Why President Trump Could Be Great for Energy

David Fessler By David Fessler, Energy and Infrastructure Strategist, The Oxford Club

Oil & Gas

Last week, Trump became the president-elect. As you probably remember, he talked a lot about energy during his campaign.

Remember those “Trump Digs Coal” signs? It turns out his promise to revive the coal industry may be one he can’t keep. I’ll talk more about that in a moment.

He’s also not as anti-renewables as everyone thinks. At this point, he doesn’t have any plans to revoke renewable energy tax credits. In fact, now that he’s been elected, he’s staying mum on all things energy.

The real question is…

What’s the best way to play energy now that we know who’s going to be sitting in the Oval Office in January? I think I have a good idea.

Actually, I have several of them. Let’s look at some of the energy sector fallout from the election and where we go from here.

Last Wednesday, solar energy companies like Vivint Solar Inc. (NYSE: VSLR), SunPower Corp. (Nasdaq: SPWR) and SolarCity Corp. (Nasdaq: SCTY) all dove south. So did shares of wind turbine maker Vestas Wind Systems (OTC: VWDRY).

On the other side of the coin, shares of coal producer Peabody Energy Corp. (OTC: BTUUQ) jumped 50%.

But the truth is, the movements of these companies don’t actually reflect the Trump energy plan.

In fact, according to a member of Trump’s transition team, energy isn’t even on Trump’s initial radar screen. It turns out his top five 100-day agenda items are…

  • Tax reform
  • Infrastructure improvements
  • Trade deal renegotiations
  • Immigration
  • And the reworking of Obamacare.

The production tax credit for wind power also phases out by 2020. So wind farm developers have plenty of incentives to close financing on deals quickly.

The bottom line is the current pullbacks in solar and wind companies are buying opportunities, especially SunPower and Vestas. Both are well-run companies in solar and wind, respectively.

Another opportunity? My longtime readers know I’m a big fan of master limited partnerships. They afford investors a great way to invest in oil and natural gas pipeline infrastructure.

I like them because they pay out most of their earnings in the form of big fat dividends. Under Trump, I expect fast tracking for pipeline projects the Obama administration has been dragging its feet on.

With an all-Republican House, Senate and now president, the logjam of energy legislation and projects could get unstuck. After all, pipelines are energy infrastructure, and that’s one of Trump’s top five items.
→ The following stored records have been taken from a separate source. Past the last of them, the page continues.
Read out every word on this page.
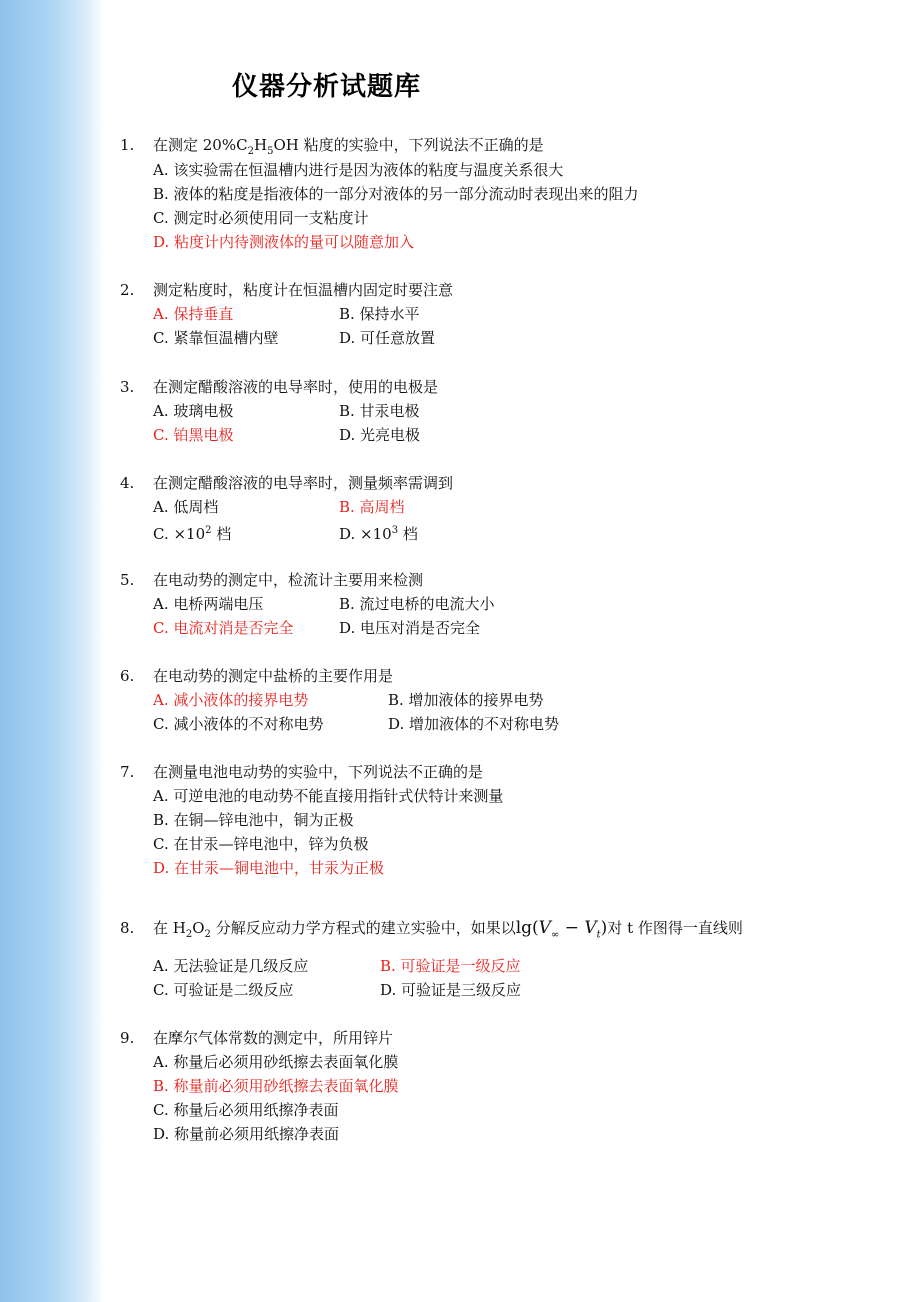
仪器分析试题库
1. 在测定 $20\%C_2H_5OH$ 粘度的实验中，下列说法不正确的是
A. 该实验需在恒温槽内进行是因为液体的粘度与温度关系很大
B. 液体的粘度是指液体的一部分对液体的另一部分流动时表现出来的阻力
C. 测定时必须使用同一支粘度计
D. 粘度计内待测液体的量可以随意加入
2. 测定粘度时，粘度计在恒温槽内固定时要注意
A. 保持垂直	B. 保持水平
C. 紧靠恒温槽内壁	D. 可任意放置
3. 在测定醋酸溶液的电导率时，使用的电极是
A. 玻璃电极	B. 甘汞电极
C. 铂黑电极	D. 光亮电极
4. 在测定醋酸溶液的电导率时，测量频率需调到
A. 低周档	B. 高周档
C. $\times 10^2$ 档	D. $\times 10^3$ 档
5. 在电动势的测定中，检流计主要用来检测
A. 电桥两端电压	B. 流过电桥的电流大小
C. 电流对消是否完全	D. 电压对消是否完全
6. 在电动势的测定中盐桥的主要作用是
A. 减小液体的接界电势	B. 增加液体的接界电势
C. 减小液体的不对称电势	D. 增加液体的不对称电势
7. 在测量电池电动势的实验中，下列说法不正确的是
A. 可逆电池的电动势不能直接用指针式伏特计来测量
B. 在铜—锌电池中，铜为正极
C. 在甘汞—锌电池中，锌为负极
D. 在甘汞—铜电池中，甘汞为正极
8. 在 $H_2O_2$ 分解反应动力学方程式的建立实验中，如果以$\lg(V_\infty - V_t)$对 t 作图得一直线则
A. 无法验证是几级反应	B. 可验证是一级反应
C. 可验证是二级反应	D. 可验证是三级反应
9. 在摩尔气体常数的测定中，所用锌片
A. 称量后必须用砂纸擦去表面氧化膜
B. 称量前必须用砂纸擦去表面氧化膜
C. 称量后必须用纸擦净表面
D. 称量前必须用纸擦净表面
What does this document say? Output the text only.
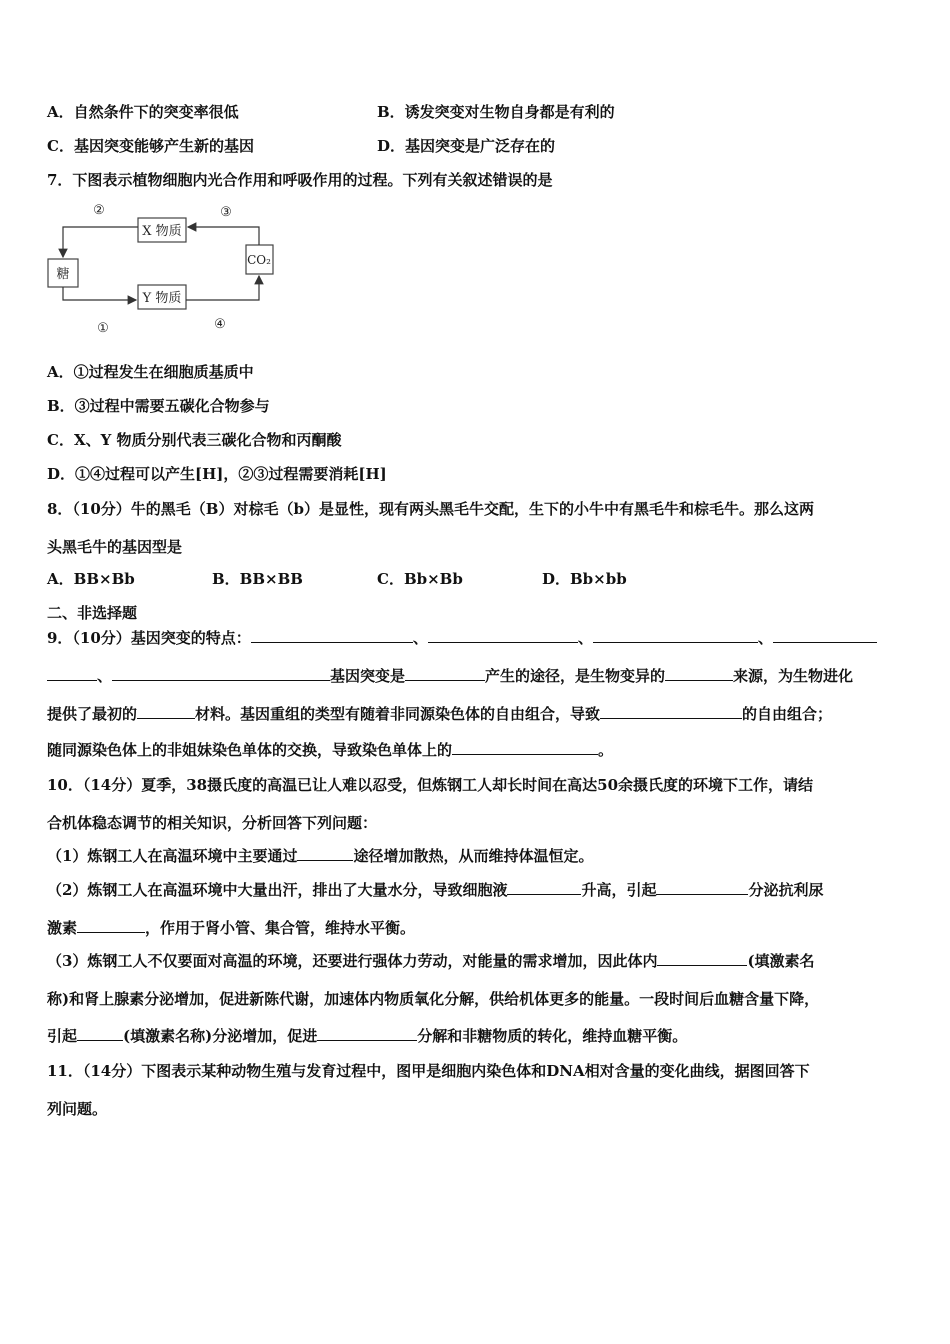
A．自然条件下的突变率很低	B．诱发突变对生物自身都是有利的
C．基因突变能够产生新的基因	D．基因突变是广泛存在的
7．下图表示植物细胞内光合作用和呼吸作用的过程。下列有关叙述错误的是
X 物质
Y 物质
糖
CO₂
②	③
①	④
A．①过程发生在细胞质基质中
B．③过程中需要五碳化合物参与
C．X、Y 物质分别代表三碳化合物和丙酮酸
D．①④过程可以产生[H]，②③过程需要消耗[H]
8．（10分）牛的黑毛（B）对棕毛（b）是显性，现有两头黑毛牛交配，生下的小牛中有黑毛牛和棕毛牛。那么这两
头黑毛牛的基因型是
A．BB×Bb	B．BB×BB	C．Bb×Bb	D．Bb×bb
二、非选择题
9．（10分）基因突变的特点：	、	、	、
、	基因突变是	产生的途径，是生物变异的	来源，为生物进化
提供了最初的	材料。基因重组的类型有随着非同源染色体的自由组合，导致	的自由组合；
随同源染色体上的非姐妹染色单体的交换，导致染色单体上的	。
10．（14分）夏季，38摄氏度的高温已让人难以忍受，但炼钢工人却长时间在高达50余摄氏度的环境下工作，请结
合机体稳态调节的相关知识，分析回答下列问题：
（1）炼钢工人在高温环境中主要通过	途径增加散热，从而维持体温恒定。
（2）炼钢工人在高温环境中大量出汗，排出了大量水分，导致细胞液	升高，引起	分泌抗利尿
激素	，作用于肾小管、集合管，维持水平衡。
（3）炼钢工人不仅要面对高温的环境，还要进行强体力劳动，对能量的需求增加，因此体内	(填激素名
称)和肾上腺素分泌增加，促进新陈代谢，加速体内物质氧化分解，供给机体更多的能量。一段时间后血糖含量下降，
引起	(填激素名称)分泌增加，促进	分解和非糖物质的转化，维持血糖平衡。
11．（14分）下图表示某种动物生殖与发育过程中，图甲是细胞内染色体和DNA相对含量的变化曲线，据图回答下
列问题。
In addition, the scope of MLP investments may widen. Under current law, MLPs are restricted to oil and gas properties and assets. However, the Master Limited Partnerships Parity Act – introduced to Congress in June 2015 – aims to extend MLPs to include renewable resources, carbon capture, energy storage and energy storage technologies.

And what about bringing back coal mining jobs? It turns out Trump may have oversold himself on that promise. Utilities aren’t switching away from coal plants solely due to tight emissions regulations. Natural gas is so cheap, coal just doesn’t make economic sense anymore.

And natural gas prices are likely to stay low for some time to come. Under Trump, we can expect the removal of regulatory muckity-muck. This will lead to even more fracking, especially on federal lands. That means even more pipelines and natural gas-fired power plants.

Even though last Tuesday’s results were a surprise to 50% of American voters, energy stands to benefit in a “bigly” way.